Juntos na dança
Tem gente que sabe como espantar a rotina. Há casais que têm um dia da semana para namorar - deixam os filhos bem seguros com parentes ou amigos - e reservam algumas horas para devolver o romantismo à relação. Alguns escolhem um jantar romântico, outros preferem jogar boliche ou ir ao cinema e depois, um motel. O importante é arejar o casamento e jogar mais lenha na fogueira da antiga paixão.
Um grupo animado escolheu a dança como diversão e, para espantar a monotonia, frequenta aulas de danças de salão numa das importantes academias de Maringá. O professor de Educação Física Lúcio Flaubert, que tem especialização em dança na França e na Inglaterra, torna inesquecíveis as noites de muitos casais em aulas com duas horas de duração.

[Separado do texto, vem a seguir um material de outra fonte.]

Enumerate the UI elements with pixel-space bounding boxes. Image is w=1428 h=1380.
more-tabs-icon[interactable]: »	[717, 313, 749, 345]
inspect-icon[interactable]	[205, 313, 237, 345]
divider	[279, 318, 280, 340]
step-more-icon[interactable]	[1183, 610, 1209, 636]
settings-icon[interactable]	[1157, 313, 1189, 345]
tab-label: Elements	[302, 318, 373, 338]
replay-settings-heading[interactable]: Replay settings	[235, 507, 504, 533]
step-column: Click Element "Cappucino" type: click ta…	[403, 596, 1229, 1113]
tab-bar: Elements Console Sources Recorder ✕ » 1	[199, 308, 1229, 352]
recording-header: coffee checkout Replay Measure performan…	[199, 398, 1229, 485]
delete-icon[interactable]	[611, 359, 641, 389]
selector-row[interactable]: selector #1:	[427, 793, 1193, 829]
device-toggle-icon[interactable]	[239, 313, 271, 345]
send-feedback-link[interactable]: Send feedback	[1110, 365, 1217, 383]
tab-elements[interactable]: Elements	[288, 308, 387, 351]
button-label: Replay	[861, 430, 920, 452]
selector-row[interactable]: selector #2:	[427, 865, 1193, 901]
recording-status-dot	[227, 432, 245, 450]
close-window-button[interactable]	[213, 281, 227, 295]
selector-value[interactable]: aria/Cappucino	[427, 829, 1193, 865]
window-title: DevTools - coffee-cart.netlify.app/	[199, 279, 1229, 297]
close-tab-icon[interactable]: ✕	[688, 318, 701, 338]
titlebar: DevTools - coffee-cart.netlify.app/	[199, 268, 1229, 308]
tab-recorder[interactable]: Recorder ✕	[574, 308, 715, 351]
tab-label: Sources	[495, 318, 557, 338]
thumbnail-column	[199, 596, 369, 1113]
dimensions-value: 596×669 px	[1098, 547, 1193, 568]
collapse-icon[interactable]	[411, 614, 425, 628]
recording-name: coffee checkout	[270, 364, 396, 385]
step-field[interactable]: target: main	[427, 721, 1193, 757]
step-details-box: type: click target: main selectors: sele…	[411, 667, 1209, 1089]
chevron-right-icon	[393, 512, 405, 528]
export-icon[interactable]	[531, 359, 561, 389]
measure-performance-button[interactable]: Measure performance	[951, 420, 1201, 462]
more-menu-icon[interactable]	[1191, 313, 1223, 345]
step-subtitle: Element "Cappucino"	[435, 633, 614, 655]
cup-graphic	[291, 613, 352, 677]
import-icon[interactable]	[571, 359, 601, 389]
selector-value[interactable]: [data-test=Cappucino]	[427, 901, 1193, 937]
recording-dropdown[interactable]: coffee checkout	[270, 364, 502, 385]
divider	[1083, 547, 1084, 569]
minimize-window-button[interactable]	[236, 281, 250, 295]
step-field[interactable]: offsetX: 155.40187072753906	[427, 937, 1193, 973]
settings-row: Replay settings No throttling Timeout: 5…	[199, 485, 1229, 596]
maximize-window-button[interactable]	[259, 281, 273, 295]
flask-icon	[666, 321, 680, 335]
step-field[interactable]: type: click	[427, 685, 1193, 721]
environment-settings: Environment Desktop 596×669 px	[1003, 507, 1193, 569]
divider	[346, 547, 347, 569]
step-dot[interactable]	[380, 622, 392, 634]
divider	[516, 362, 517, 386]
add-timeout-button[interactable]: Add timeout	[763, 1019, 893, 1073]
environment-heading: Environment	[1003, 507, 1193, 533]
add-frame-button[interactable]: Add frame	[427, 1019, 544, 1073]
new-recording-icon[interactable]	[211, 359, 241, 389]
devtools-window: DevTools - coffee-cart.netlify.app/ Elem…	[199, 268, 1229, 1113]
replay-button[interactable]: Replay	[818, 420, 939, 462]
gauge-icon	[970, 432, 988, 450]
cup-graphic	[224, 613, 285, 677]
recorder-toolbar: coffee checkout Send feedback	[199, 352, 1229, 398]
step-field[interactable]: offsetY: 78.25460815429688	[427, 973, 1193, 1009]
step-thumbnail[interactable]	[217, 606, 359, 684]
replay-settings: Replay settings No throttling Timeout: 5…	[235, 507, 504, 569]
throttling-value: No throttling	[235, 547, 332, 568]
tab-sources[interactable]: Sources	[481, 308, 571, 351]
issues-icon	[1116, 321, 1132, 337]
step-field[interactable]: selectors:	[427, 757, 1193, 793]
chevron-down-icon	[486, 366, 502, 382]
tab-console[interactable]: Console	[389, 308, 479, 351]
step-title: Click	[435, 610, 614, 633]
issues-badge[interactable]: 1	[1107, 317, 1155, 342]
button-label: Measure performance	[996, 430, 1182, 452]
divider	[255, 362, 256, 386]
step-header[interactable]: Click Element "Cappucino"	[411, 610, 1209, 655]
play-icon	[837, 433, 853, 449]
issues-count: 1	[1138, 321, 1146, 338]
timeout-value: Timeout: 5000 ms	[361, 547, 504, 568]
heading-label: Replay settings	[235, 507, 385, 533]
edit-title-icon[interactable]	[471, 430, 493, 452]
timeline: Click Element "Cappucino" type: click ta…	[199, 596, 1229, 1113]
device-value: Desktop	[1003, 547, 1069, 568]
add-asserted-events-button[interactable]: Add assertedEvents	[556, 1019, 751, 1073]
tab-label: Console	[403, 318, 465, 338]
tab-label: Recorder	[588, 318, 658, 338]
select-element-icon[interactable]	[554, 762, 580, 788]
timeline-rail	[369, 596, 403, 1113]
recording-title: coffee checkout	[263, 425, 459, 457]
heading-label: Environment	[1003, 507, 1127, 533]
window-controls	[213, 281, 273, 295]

O professor prepara o ambiente, coloca luzes coloridas e ritmos calientes, criando uma atmosfera envolvente para demonstrar como se dança uma série de ritmos internacionais. Orienta os alunos sobre a técnica e a história dessas danças e ainda descontrai os de cintura mais dura.
Dançar relaxa, ensina a sentir o próprio corpo e o do parceiro. Aproxima e dá até um novo sentido à relação de casais que caíram na rotina, afirma Flaubert. A técnica é importante, mas é consequência do sentir-se, do conhecer-se. Muitos dançam de olhos fechados, desligando temporariamente a visão e aumentando a sensibilidade, diz Lúcio Flaubert.
Como em alguns estilos de dança há uma espécie de machismo, o professor adverte: Mesmo quando o estilo exige que o homem conduza a mulher, existe um diálogo do corpo, e a mulher só se deixa conduzir se quiser.
Segundo o professor, há maridos que chegam arrastados, e depois acabam adorando dançar e fazem da aula um programa de sexta-feira à noite. É um dia que esperamos com prazer e depois da aula sempre damos uma esticadinha, diz a professora de inglês Marcia Leme. Ela e o marido, Marco Antonio de Moraes Leme, querem aprender a dançar tango. Quando estivermos craques, vamos curtir nossa segunda lua-de-mel em Buenos Aires, conta Marcia Leme, casada há 20 anos. A gente se produz mais para ir à aula. E até bailes de formatura, que eu não gostava, passei a frequentar só para poder dançar com ela, diz Marco Antonio. Segundo Marcia, até os filhos estão notando a cumplicidade dos pais quando eles ensaiam alguns passinhos em casa.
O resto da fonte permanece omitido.